From the Organic Authority Files
Vegetarians and vegans need not feel out of the craft beer scene. Matthew Kenney NM in Neiman Marcus's Beverly Hills location, expertly pairs small batch craft beer with an elevated vegan café menu. You'll find organic Eel River Blonde that deliciously blends with Avocado Toast. And Lomaland Saison to pop the flavors of a fresh Citrus Truffle Salad.
SLO Beer Week even hosted a Somm vs. Cicerone Dinner where fine wine and the best of craft beer battled it out course-by-course to the claps and cheers of the guests. Bill Sysak of Stone Brewing Company and Sommelier Jenna Congdon of The Station, each made their careful selections. Interestingly enough, the beer won!

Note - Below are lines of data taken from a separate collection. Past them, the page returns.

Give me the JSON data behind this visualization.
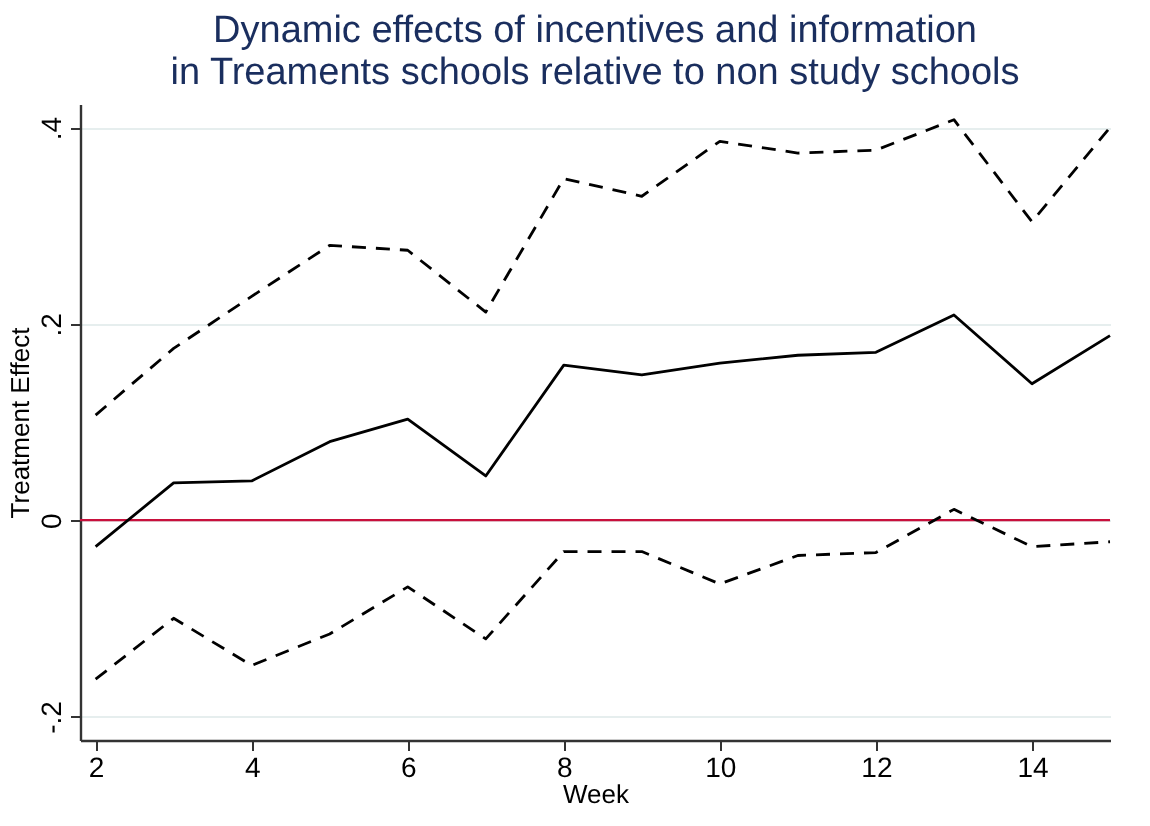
{
  "chart_data": {
    "type": "line",
    "title": [
      "Dynamic effects of incentives and information",
      "in Treaments schools relative to non study schools"
    ],
    "xlabel": "Week",
    "ylabel": "Treatment Effect",
    "x": [
      2,
      3,
      4,
      5,
      6,
      7,
      8,
      9,
      10,
      11,
      12,
      13,
      14,
      15
    ],
    "series": [
      {
        "color": "#000000",
        "line_style": "dashed",
        "values": [
          0.107,
          0.175,
          0.228,
          0.28,
          0.275,
          0.212,
          0.348,
          0.33,
          0.386,
          0.374,
          0.377,
          0.408,
          0.304,
          0.4
        ]
      },
      {
        "color": "#000000",
        "line_style": "solid",
        "values": [
          -0.027,
          0.038,
          0.04,
          0.08,
          0.103,
          0.045,
          0.158,
          0.148,
          0.16,
          0.168,
          0.171,
          0.209,
          0.139,
          0.188
        ]
      },
      {
        "color": "#000000",
        "line_style": "dashed",
        "values": [
          -0.162,
          -0.1,
          -0.148,
          -0.116,
          -0.068,
          -0.121,
          -0.032,
          -0.032,
          -0.065,
          -0.036,
          -0.033,
          0.011,
          -0.027,
          -0.022
        ]
      }
    ],
    "xlim": [
      1.8,
      15
    ],
    "xticks": [
      2,
      4,
      6,
      8,
      10,
      12,
      14
    ],
    "ylim": [
      -0.224,
      0.424
    ],
    "yticks": [
      {
        "value": -0.2,
        "label": "-.2"
      },
      0,
      {
        "value": 0.2,
        "label": ".2"
      },
      {
        "value": 0.4,
        "label": ".4"
      }
    ],
    "ref_lines": [
      {
        "axis": "y",
        "value": 0,
        "color": "#c8103c"
      }
    ],
    "grid": "y",
    "marker": "none"
  }
}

The Better to Taste You With: Glasses Matter
Forget your typical pint glass. Not when you're shelling out big bucks for the good stuff. Just as red and white wines are best enjoyed in differently shaped glasses - as is fine craft beer. Famed Bavarian glass maker Spiegelau has perfected the art of craft beer tasting with three distinctly different shaped glasses that enhance a beer's color, texture, clarity and most important--the taste.
A whole new world of flavor and innovation awaits you at the junction where the very best of craft beer and wine-making merge. Here are some tips to get started:
- Go for a four-ounce taster flight. It'll give you the widest range of taste before committing to a full glass.
- The best craft beers aren't always widely available and might be more expensive then you're used to paying at the supermarket.
- Sometimes you have to go to the mothership - the brewery's tasting room - for limited releases. Worth it every time!
- Craft beer often sells out. And when it's gone - especially with Wild Ales - it's gone because it can't be duplicated.
- If you can't go to the mothership - let it come to you. Hit up a craft beer festival where you can cruise rows of fresh brews. Sometimes, you can chat with the master brewers themselves.